De nombreux postulants au prêt sur gage se résignent à la vente de leurs bijoux en or, après l’échec de leur demande de prêt sur gage.
La décision prise par la Banque du développement local (BDL), exigeant le poinçon sur tout bijou pouvant servir dans l’opération de prêt sur gage constitue le motif principal du rejet d’une grande partie des demandes. Ce constat, nous l’avons fait non pas à travers les chiffres, puisque ladite agence refuse toute communication avec la presse sans autorisation de la direction, qui, elle, reste muette à notre demande d’entretien, mais par les réponses recueillies auprès des postulants au prêt sur gage disponible auprès de cette agence bancaire située à Alger-Centre. Une grande partie des postulants pour ce genre de prestations est constituée de femmes. Ces dernières ont recours à cette pratique pour le règlement d’une facture d’électricité ou affronter des dépenses imprévues.

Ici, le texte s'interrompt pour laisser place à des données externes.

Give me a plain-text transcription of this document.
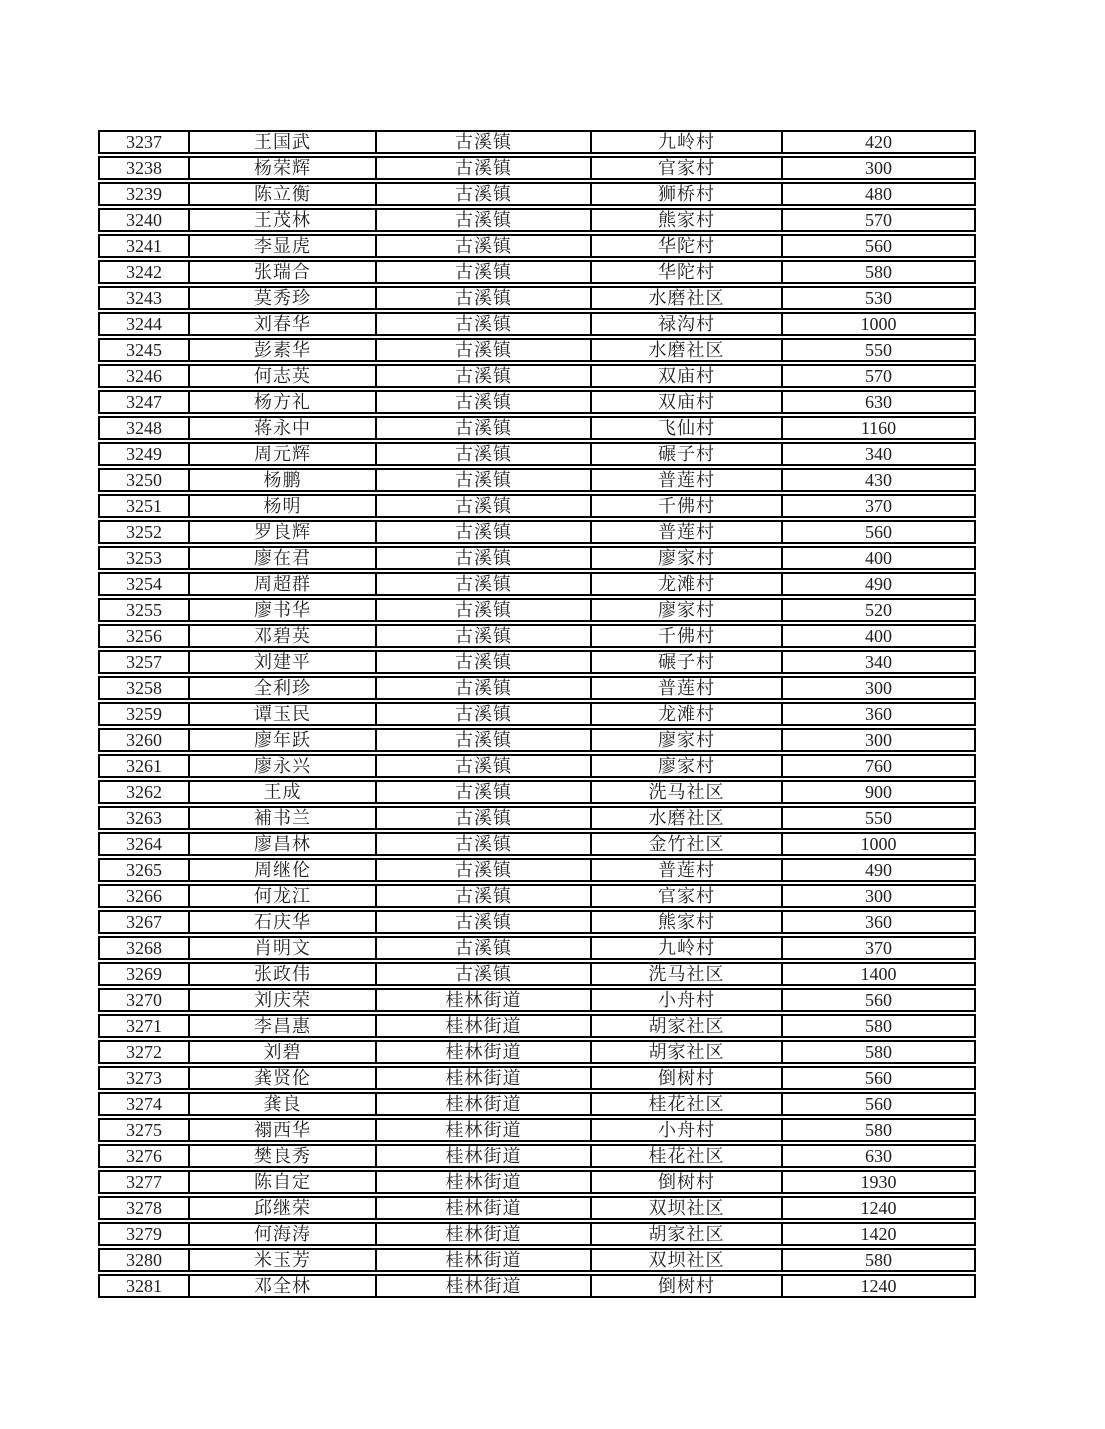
3237	王国武	古溪镇	九岭村	420
3238	杨荣辉	古溪镇	官家村	300
3239	陈立衡	古溪镇	狮桥村	480
3240	王茂林	古溪镇	熊家村	570
3241	李显虎	古溪镇	华陀村	560
3242	张瑞合	古溪镇	华陀村	580
3243	莫秀珍	古溪镇	水磨社区	530
3244	刘春华	古溪镇	禄沟村	1000
3245	彭素华	古溪镇	水磨社区	550
3246	何志英	古溪镇	双庙村	570
3247	杨方礼	古溪镇	双庙村	630
3248	蒋永中	古溪镇	飞仙村	1160
3249	周元辉	古溪镇	碾子村	340
3250	杨鹏	古溪镇	普莲村	430
3251	杨明	古溪镇	千佛村	370
3252	罗良辉	古溪镇	普莲村	560
3253	廖在君	古溪镇	廖家村	400
3254	周超群	古溪镇	龙滩村	490
3255	廖书华	古溪镇	廖家村	520
3256	邓碧英	古溪镇	千佛村	400
3257	刘建平	古溪镇	碾子村	340
3258	全利珍	古溪镇	普莲村	300
3259	谭玉民	古溪镇	龙滩村	360
3260	廖年跃	古溪镇	廖家村	300
3261	廖永兴	古溪镇	廖家村	760
3262	王成	古溪镇	洗马社区	900
3263	補书兰	古溪镇	水磨社区	550
3264	廖昌林	古溪镇	金竹社区	1000
3265	周继伦	古溪镇	普莲村	490
3266	何龙江	古溪镇	官家村	300
3267	石庆华	古溪镇	熊家村	360
3268	肖明文	古溪镇	九岭村	370
3269	张政伟	古溪镇	洗马社区	1400
3270	刘庆荣	桂林街道	小舟村	560
3271	李昌惠	桂林街道	胡家社区	580
3272	刘碧	桂林街道	胡家社区	580
3273	龚贤伦	桂林街道	倒树村	560
3274	龚良	桂林街道	桂花社区	560
3275	禤西华	桂林街道	小舟村	580
3276	樊良秀	桂林街道	桂花社区	630
3277	陈自定	桂林街道	倒树村	1930
3278	邱继荣	桂林街道	双坝社区	1240
3279	何海涛	桂林街道	胡家社区	1420
3280	米玉芳	桂林街道	双坝社区	580
3281	邓全林	桂林街道	倒树村	1240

« C’est une bouffée d’oxygène pour moi, puisque j’ai le temps nécessaire pour rembourser mon dû et récupérer ma parure », nous dira une dame ayant réussi à décrocher le prêt. Mais, depuis que le poinçon est exigé comme paramètre principal dans la sélection du dossier de demande de prêt, les vendeurs illégaux s’ingénient à exploiter cette déception qui s’affiche sur le visage des postulants dont la demande a été rejetée. « Quoi, madame, on vous a refusé votre bijou, moi je le prends, je vous offre entre 1100 et 2700 DA, selon la qualité de la pièce », propose un jeune vendeur à une femme visiblement désappointée par la réponse de la BDL, expliquant que son bijou n’est pas poinçonné, mais elle sera vite rassurée.
« On va tout de suite le peser et vous donner un bon prix », explique également le vendeur, qui, en une fraction de seconde, sort une balance minuscule de sa poche. Il propose à sa cliente de choisir n’importe quel autre bijoutier pour faire expertiser son bijou et qui lui en donnera le même prix, au cas où elle ne fera pas confiance à l’évaluation faite par ses soins. C’est avec ce procédé que de nombreux postulants au prêt sur gage se résignent à la vente de leurs bijoux en or, après l’échec de leur demande de prêt sur gage auprès de la BDL. « Si les gens ont recours au prêt sur gage, c’est qu’ils n’ont aucune autre ressource financière pour régler un problème pressant. Emprunter de l’argent est certes beaucoup mieux à leurs yeux, mais vendre, reste la seule solution après le refus de leur demande », explique un vendeur interrogé devant l’agence de la rue Harriched.
En effet, Avec la dégradation du pouvoir d’achat et les répercussions de l’inflation sur les prix des produits de première nécessité, tous les moyens sont bons pour se soulager d’une facture ou rembourser des dettes. « Et je ne vois pas d’autre solution que de vendre mon bijou dont le gage a été refusé par la BDL », nous explique une femme rencontrée à la sortie de l’agence Harriched. « Tant pis, j’en achèterai un autre quand j’ aurai les moyens », se console-t-elle. Les « dellalines » que nous avons approchés expliquent que « la déception du client est à exploiter et à ne pas rater. Quelqu’un qui a besoin d’un prêt en urgence n’a pas trop le choix.
Au bout de quelques minutes, il décide de vendre ». Pourquoi ces vendeurs prennent-ils le risque d’acheter des bijoux pouvant être de qualité douteuse en l’absence de poinçon certifiant officiellement la bonne qualité de l’or ? Un vendeur nous a répondu : « Nous sommes pour la plupart d’entre-nous des bijoutiers dotés d‘une expérience nous permettant de déceler les bijoux confectionnés avec de l’or de bonne qualité ou du faux. En un clin d’œil, le bijou est expertisé et son prix est fixé », assure ce bijoutier illicite. Plusieurs « affaires » se concluent ainsi juste en face de l’entrée de l’agence BDL. Des quantités de bijoux circulent dans le marché informel. Imposer un poinçon est-il le seul moyen de reconnaître la bonne qualité de l’or ? Les pouvoirs publics sont-ils conscients de cette brèche ouverte aux vendeurs illégaux ? La BDL reste avare en communication concernant ce point précis.
Sollicitée pour un entretien sur ce sujet, aucune suite n’a été donnée à notre demande.